Este jueves, la Contraloría General de la República tomó razón del decreto que aprueba el Plan Recoge para las Ranitas de Darwin, un instrumento de gestión liderado por el Ministerio del Medio Ambiente. La noticia ocurrió luego del retiro temporal de éste y otros 42 decretos ambientales por parte del Gobierno del presidente José Antonio Kast.
«La ranita de Darwin se ha convertido en un emblema para la conservación de nuestra biodiversidad. Eso quedó claro con la reacción (de la ciudadanía) frente a esta medida», destacó Andrés Valenzuela, presidente de la ONG Ranita de Darwin, al analizar el impacto del nuevo estatus de protección del anfibio.
El objetivo por conservar esta especie ha traspasado fronteras y tiene una historia. En 2024, una emergencia sanitaria en el Parque Tantauco (Chiloé) obligó a los científicos a tomar medidas drásticas: la población de ranitas estaba siendo diezmada por la quitridiomicosis, una enfermedad causada por un hongo que asfixia a los anfibios. Ante la rapidez de las muertes, un grupo de ejemplares fue rescatado y enviado al Zoológico de Londres, donde cuentan con tecnología de bioseguridad avanzada.

Créditos: Ben Tapley/ Zoológico de Londres
Una travesía de 50 horas para sobrevivir al hongo quitridio
Valenzuela, quien también trabaja en la institución británica, describe la operación como un hito logístico: «Fue una historia súper increíble porque las ranitas viajaron más de 50 horas, desde que las rescatamos del bosque hasta llegar al zoológico de Londres. Pasaron por un barco, después por tierra… y después un avión hasta Londres».
El éxito fue tal que algunas ranitas llegaron con renacuajos en sus sacos vocales, naciendo sanas en el Reino Unido. Actualmente, ya se ha logrado la reproducción íntegra en cautiverio, asegurando un «seguro de vida» para la especie fuera de su hábitat amenazado.
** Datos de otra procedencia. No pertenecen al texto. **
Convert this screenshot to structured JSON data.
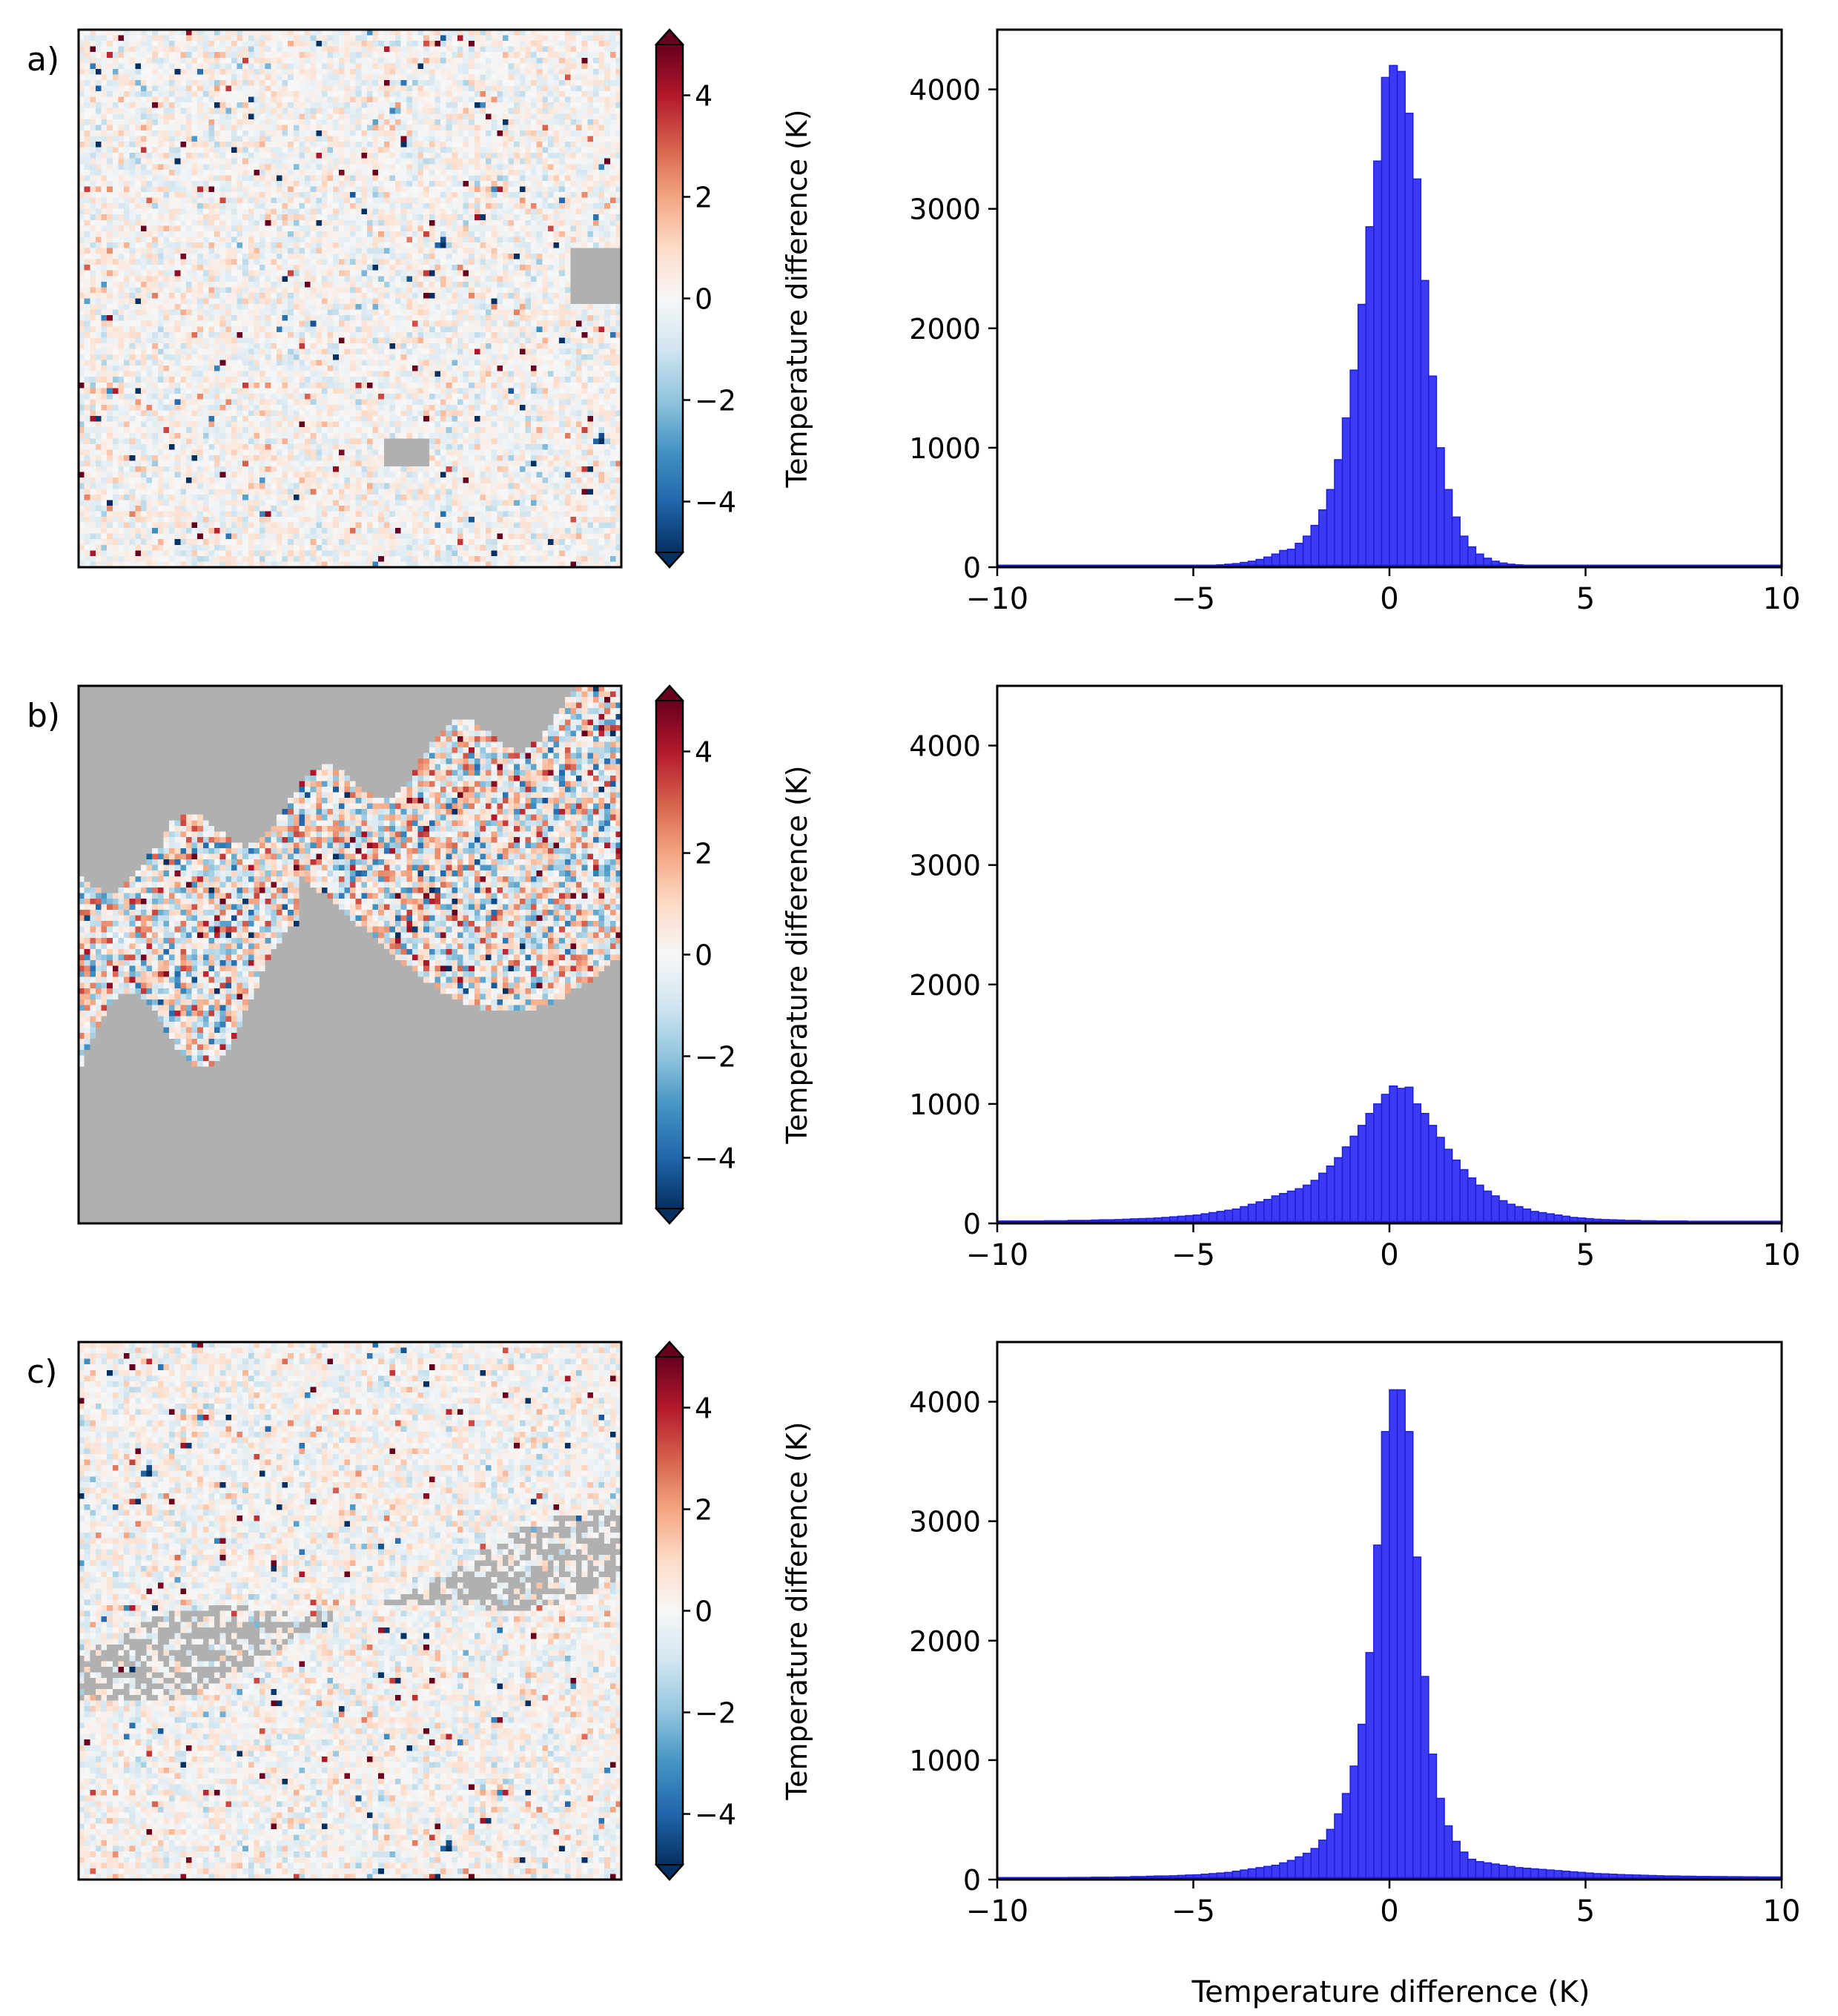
{
  "figure": {
    "panel_labels": [
      "a)",
      "b)",
      "c)"
    ],
    "colorbar_label": "Temperature difference (K)",
    "colorbar_ticks": [
      "4",
      "2",
      "0",
      "−2",
      "−4"
    ],
    "colorbar_tick_values": [
      4,
      2,
      0,
      -2,
      -4
    ],
    "colormap": [
      "#053061",
      "#2166ac",
      "#4393c3",
      "#92c5de",
      "#d1e5f0",
      "#f7f7f7",
      "#fddbc7",
      "#f4a582",
      "#d6604d",
      "#b2182b",
      "#67001f"
    ],
    "colormap_range": [
      -5,
      5
    ],
    "mask_color": "#b0b0b0",
    "hist_color": "#3b3bf5",
    "hist_edge_color": "#1f1fd8",
    "x_tick_labels": [
      "−10",
      "−5",
      "0",
      "5",
      "10"
    ],
    "y_tick_labels": [
      "0",
      "1000",
      "2000",
      "3000",
      "4000"
    ],
    "bottom_xlabel": "Temperature difference (K)"
  },
  "chart_data": [
    {
      "type": "heatmap",
      "panel": "a)",
      "colorbar": {
        "label": "Temperature difference (K)",
        "range": [
          -5,
          5
        ],
        "ticks": [
          -4,
          -2,
          0,
          2,
          4
        ],
        "extend": "both"
      },
      "masked_fraction": 0.02,
      "description_values": {
        "dominant_range": [
          -1,
          1
        ]
      }
    },
    {
      "type": "bar",
      "panel": "a)",
      "xlim": [
        -10,
        10
      ],
      "ylim": [
        0,
        4500
      ],
      "xticks": [
        -10,
        -5,
        0,
        5,
        10
      ],
      "yticks": [
        0,
        1000,
        2000,
        3000,
        4000
      ],
      "bin_width": 0.2,
      "x": [
        -5.0,
        -4.8,
        -4.6,
        -4.4,
        -4.2,
        -4.0,
        -3.8,
        -3.6,
        -3.4,
        -3.2,
        -3.0,
        -2.8,
        -2.6,
        -2.4,
        -2.2,
        -2.0,
        -1.8,
        -1.6,
        -1.4,
        -1.2,
        -1.0,
        -0.8,
        -0.6,
        -0.4,
        -0.2,
        0.0,
        0.2,
        0.4,
        0.6,
        0.8,
        1.0,
        1.2,
        1.4,
        1.6,
        1.8,
        2.0,
        2.2,
        2.4,
        2.6,
        2.8,
        3.0,
        3.2,
        3.4,
        3.6,
        3.8,
        4.0,
        4.2,
        4.4,
        4.6,
        4.8
      ],
      "values": [
        10,
        12,
        15,
        20,
        25,
        30,
        40,
        50,
        65,
        85,
        110,
        140,
        150,
        200,
        260,
        350,
        480,
        650,
        900,
        1250,
        1650,
        2200,
        2850,
        3400,
        4100,
        4200,
        4150,
        3800,
        3250,
        2400,
        1600,
        1000,
        650,
        420,
        260,
        170,
        110,
        75,
        50,
        35,
        25,
        20,
        15,
        12,
        10,
        8,
        6,
        5,
        4,
        3
      ]
    },
    {
      "type": "heatmap",
      "panel": "b)",
      "colorbar": {
        "label": "Temperature difference (K)",
        "range": [
          -5,
          5
        ],
        "ticks": [
          -4,
          -2,
          0,
          2,
          4
        ],
        "extend": "both"
      },
      "masked_fraction": 0.55,
      "description_values": {
        "dominant_range": [
          -3,
          3
        ]
      }
    },
    {
      "type": "bar",
      "panel": "b)",
      "xlim": [
        -10,
        10
      ],
      "ylim": [
        0,
        4500
      ],
      "xticks": [
        -10,
        -5,
        0,
        5,
        10
      ],
      "yticks": [
        0,
        1000,
        2000,
        3000,
        4000
      ],
      "bin_width": 0.2,
      "x": [
        -10.0,
        -9.8,
        -9.6,
        -9.4,
        -9.2,
        -9.0,
        -8.8,
        -8.6,
        -8.4,
        -8.2,
        -8.0,
        -7.8,
        -7.6,
        -7.4,
        -7.2,
        -7.0,
        -6.8,
        -6.6,
        -6.4,
        -6.2,
        -6.0,
        -5.8,
        -5.6,
        -5.4,
        -5.2,
        -5.0,
        -4.8,
        -4.6,
        -4.4,
        -4.2,
        -4.0,
        -3.8,
        -3.6,
        -3.4,
        -3.2,
        -3.0,
        -2.8,
        -2.6,
        -2.4,
        -2.2,
        -2.0,
        -1.8,
        -1.6,
        -1.4,
        -1.2,
        -1.0,
        -0.8,
        -0.6,
        -0.4,
        -0.2,
        0.0,
        0.2,
        0.4,
        0.6,
        0.8,
        1.0,
        1.2,
        1.4,
        1.6,
        1.8,
        2.0,
        2.2,
        2.4,
        2.6,
        2.8,
        3.0,
        3.2,
        3.4,
        3.6,
        3.8,
        4.0,
        4.2,
        4.4,
        4.6,
        4.8,
        5.0,
        5.2,
        5.4,
        5.6,
        5.8,
        6.0,
        6.2,
        6.4,
        6.6,
        6.8,
        7.0,
        7.2,
        7.4,
        7.6,
        7.8,
        8.0,
        8.2,
        8.4,
        8.6,
        8.8,
        9.0,
        9.2,
        9.4,
        9.6,
        9.8
      ],
      "values": [
        20,
        20,
        20,
        20,
        20,
        20,
        22,
        22,
        22,
        25,
        25,
        25,
        28,
        30,
        30,
        32,
        35,
        38,
        40,
        42,
        45,
        50,
        55,
        60,
        65,
        70,
        80,
        90,
        100,
        110,
        120,
        140,
        160,
        180,
        200,
        230,
        250,
        270,
        290,
        320,
        360,
        420,
        480,
        550,
        640,
        730,
        820,
        920,
        1000,
        1080,
        1150,
        1130,
        1140,
        1000,
        920,
        820,
        720,
        620,
        530,
        450,
        380,
        320,
        270,
        230,
        190,
        160,
        140,
        120,
        100,
        90,
        80,
        70,
        60,
        50,
        45,
        40,
        35,
        32,
        30,
        28,
        25,
        25,
        22,
        22,
        20,
        20,
        20,
        20,
        18,
        18,
        18,
        18,
        18,
        18,
        18,
        18,
        18,
        18,
        18,
        18
      ]
    },
    {
      "type": "heatmap",
      "panel": "c)",
      "colorbar": {
        "label": "Temperature difference (K)",
        "range": [
          -5,
          5
        ],
        "ticks": [
          -4,
          -2,
          0,
          2,
          4
        ],
        "extend": "both"
      },
      "masked_fraction": 0.05,
      "description_values": {
        "dominant_range": [
          -1,
          1
        ]
      }
    },
    {
      "type": "bar",
      "panel": "c)",
      "xlim": [
        -10,
        10
      ],
      "ylim": [
        0,
        4500
      ],
      "xticks": [
        -10,
        -5,
        0,
        5,
        10
      ],
      "yticks": [
        0,
        1000,
        2000,
        3000,
        4000
      ],
      "xlabel": "Temperature difference (K)",
      "bin_width": 0.2,
      "x": [
        -10.0,
        -9.8,
        -9.6,
        -9.4,
        -9.2,
        -9.0,
        -8.8,
        -8.6,
        -8.4,
        -8.2,
        -8.0,
        -7.8,
        -7.6,
        -7.4,
        -7.2,
        -7.0,
        -6.8,
        -6.6,
        -6.4,
        -6.2,
        -6.0,
        -5.8,
        -5.6,
        -5.4,
        -5.2,
        -5.0,
        -4.8,
        -4.6,
        -4.4,
        -4.2,
        -4.0,
        -3.8,
        -3.6,
        -3.4,
        -3.2,
        -3.0,
        -2.8,
        -2.6,
        -2.4,
        -2.2,
        -2.0,
        -1.8,
        -1.6,
        -1.4,
        -1.2,
        -1.0,
        -0.8,
        -0.6,
        -0.4,
        -0.2,
        0.0,
        0.2,
        0.4,
        0.6,
        0.8,
        1.0,
        1.2,
        1.4,
        1.6,
        1.8,
        2.0,
        2.2,
        2.4,
        2.6,
        2.8,
        3.0,
        3.2,
        3.4,
        3.6,
        3.8,
        4.0,
        4.2,
        4.4,
        4.6,
        4.8,
        5.0,
        5.2,
        5.4,
        5.6,
        5.8,
        6.0,
        6.2,
        6.4,
        6.6,
        6.8,
        7.0,
        7.2,
        7.4,
        7.6,
        7.8,
        8.0,
        8.2,
        8.4,
        8.6,
        8.8,
        9.0,
        9.2,
        9.4,
        9.6,
        9.8
      ],
      "values": [
        15,
        15,
        15,
        15,
        15,
        15,
        16,
        16,
        16,
        18,
        18,
        18,
        20,
        20,
        20,
        22,
        22,
        25,
        25,
        28,
        30,
        30,
        32,
        35,
        38,
        40,
        45,
        50,
        55,
        60,
        70,
        80,
        90,
        100,
        110,
        120,
        140,
        160,
        190,
        220,
        260,
        330,
        420,
        550,
        720,
        950,
        1300,
        1900,
        2800,
        3750,
        4100,
        4100,
        3750,
        2700,
        1700,
        1050,
        680,
        450,
        320,
        230,
        170,
        150,
        140,
        130,
        120,
        110,
        100,
        95,
        90,
        85,
        80,
        75,
        70,
        65,
        60,
        55,
        50,
        48,
        45,
        42,
        40,
        38,
        36,
        34,
        32,
        30,
        30,
        28,
        28,
        26,
        26,
        25,
        25,
        24,
        24,
        23,
        23,
        22,
        22,
        22
      ]
    }
  ]
}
Este animal es el único anfibio en el mundo donde el macho asume un rol de crianza particular. Según explica Valenzuela, «las ranitas de Darwin son la única especie de estas 9.000 especies (de anfibios) que el macho de la especie, en su saco vocal, cría a los renacuajos«. Este comportamiento, donde el macho libera a las pequeñas ranitas ya formadas al suelo del bosque, es lo que los científicos llaman un «macho preñado», un fenómeno que no se repite en ninguna otra parte del planeta.
¿Qué significa el Plan Recoge para el futuro de la especie?
Con la toma de razón de la Contraloría, el Plan Recoge entra en vigencia como la herramienta técnica y legal más potente para la conservación en Chile. Se trata de un documento de 70 páginas que coordina a ministerios, ONGs, universidades y empresas privadas para ejecutar acciones concretas.
El plan busca proteger el bosque nativo, monitorear las poblaciones existentes para evitar nuevos brotes del hongo quitridio y fortalecer los centros de cría en cautiverio nacionales, como los de la Universidad de Concepción.
La meta final es que la colonia que hoy prospera en Londres pueda regresar a casa. De acuerdo con Valenzuela, lo que se busca es que, una vez que se encuentre la forma de combatir la enfermedad en el ambiente, las ranitas vuelvan a repoblar los bosques del sur de Chile.